Question

Solutions of A, B, C, D, E have pH 1, 5, 7, 8, 14.
(A)- Which basic solution shows presence of only ions?
(B)- Which solution can evolve Sulphur dioxide readily when treated with Potassium bisulphite?
(C)- Which solution has both ions and molecules?
(D)- Which solution can evolve ammonia when treated with ammonium salts?
(E)- Name the type of reaction and state the products obtained when Solution A reacts with Solution E.

Answer 1

In the given solutions, from the pH we can determine the nature of the solution to be acidic or basic, depending on the concentration of the hydrogen ions.

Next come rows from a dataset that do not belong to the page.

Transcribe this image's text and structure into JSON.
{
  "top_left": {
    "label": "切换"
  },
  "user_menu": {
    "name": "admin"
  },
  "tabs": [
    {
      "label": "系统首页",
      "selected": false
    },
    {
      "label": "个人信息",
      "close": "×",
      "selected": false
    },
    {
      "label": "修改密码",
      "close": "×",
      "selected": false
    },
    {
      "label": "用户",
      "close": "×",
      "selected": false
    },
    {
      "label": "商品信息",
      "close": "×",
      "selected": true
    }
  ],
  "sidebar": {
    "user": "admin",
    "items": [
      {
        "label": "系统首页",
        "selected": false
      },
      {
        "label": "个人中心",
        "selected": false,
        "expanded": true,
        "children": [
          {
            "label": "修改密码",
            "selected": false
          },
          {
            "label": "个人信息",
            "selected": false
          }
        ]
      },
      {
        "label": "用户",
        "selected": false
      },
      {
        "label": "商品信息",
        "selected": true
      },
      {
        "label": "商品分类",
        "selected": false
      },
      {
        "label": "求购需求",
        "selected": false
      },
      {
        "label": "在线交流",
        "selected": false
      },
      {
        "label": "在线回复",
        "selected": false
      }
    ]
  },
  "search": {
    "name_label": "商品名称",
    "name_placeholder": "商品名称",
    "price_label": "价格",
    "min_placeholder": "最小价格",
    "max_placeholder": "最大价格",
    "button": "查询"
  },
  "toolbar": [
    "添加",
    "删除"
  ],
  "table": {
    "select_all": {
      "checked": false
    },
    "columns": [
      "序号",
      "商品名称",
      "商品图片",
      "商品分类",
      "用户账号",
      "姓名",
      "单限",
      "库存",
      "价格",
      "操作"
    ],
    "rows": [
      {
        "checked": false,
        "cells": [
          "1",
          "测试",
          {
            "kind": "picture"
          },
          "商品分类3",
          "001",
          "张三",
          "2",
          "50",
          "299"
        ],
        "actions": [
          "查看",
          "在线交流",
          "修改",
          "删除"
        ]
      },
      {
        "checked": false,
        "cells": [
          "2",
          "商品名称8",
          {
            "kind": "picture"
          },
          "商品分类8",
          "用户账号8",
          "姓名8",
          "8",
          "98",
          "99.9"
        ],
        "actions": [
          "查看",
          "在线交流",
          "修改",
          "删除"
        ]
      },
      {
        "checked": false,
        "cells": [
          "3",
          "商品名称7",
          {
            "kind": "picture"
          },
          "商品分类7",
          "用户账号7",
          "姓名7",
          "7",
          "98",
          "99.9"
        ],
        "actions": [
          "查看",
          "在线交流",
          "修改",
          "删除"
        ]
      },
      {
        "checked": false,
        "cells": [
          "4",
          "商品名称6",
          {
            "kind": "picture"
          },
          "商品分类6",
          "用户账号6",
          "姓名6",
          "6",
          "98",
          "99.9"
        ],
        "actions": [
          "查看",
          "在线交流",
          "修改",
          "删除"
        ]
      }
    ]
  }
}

Complete step by step answer:
In case (A), the basic solution which forms the strong base, in which all the molecules have completely ionised, will show the presence of only ions in the solution. The range of the pH for strong bases is 10 to 14. Therefore, we have solution E with pH = 14.
Similarly, in case (C), solution B and D with pH = 5 and 8 respectively, are weak acid and base, showing partial ionisation. Thus, having both the molecules and the ions present in the solution.
In case (B), an acidic solution will evolve Sulphur dioxide readily when treated with Potassium bisulphite (acts as base). So, we have solution A and B.
In case (D), the reaction of the ammonium salt with a base will produce ammonia gas. So, we have solution D.
In case (E), in the reaction of a solution A, that is an acid with pH =1, with the solution E, that is a base with pH = 14. A neutralisation reaction takes place to form salt and water.

Note: The solution with pH = 7, is neutral which is neither acidic nor basic. It has the concentration of the hydrogen ion and the hydroxide ion equal in the solution.
In the range of the pH from 1 to 7, the concentration of the hydrogen ion is more. So, the solution is acidic, whereas for the range from 7 to 14, the concentration of hydroxide is greater than the hydrogen ions. So, the solution is basic.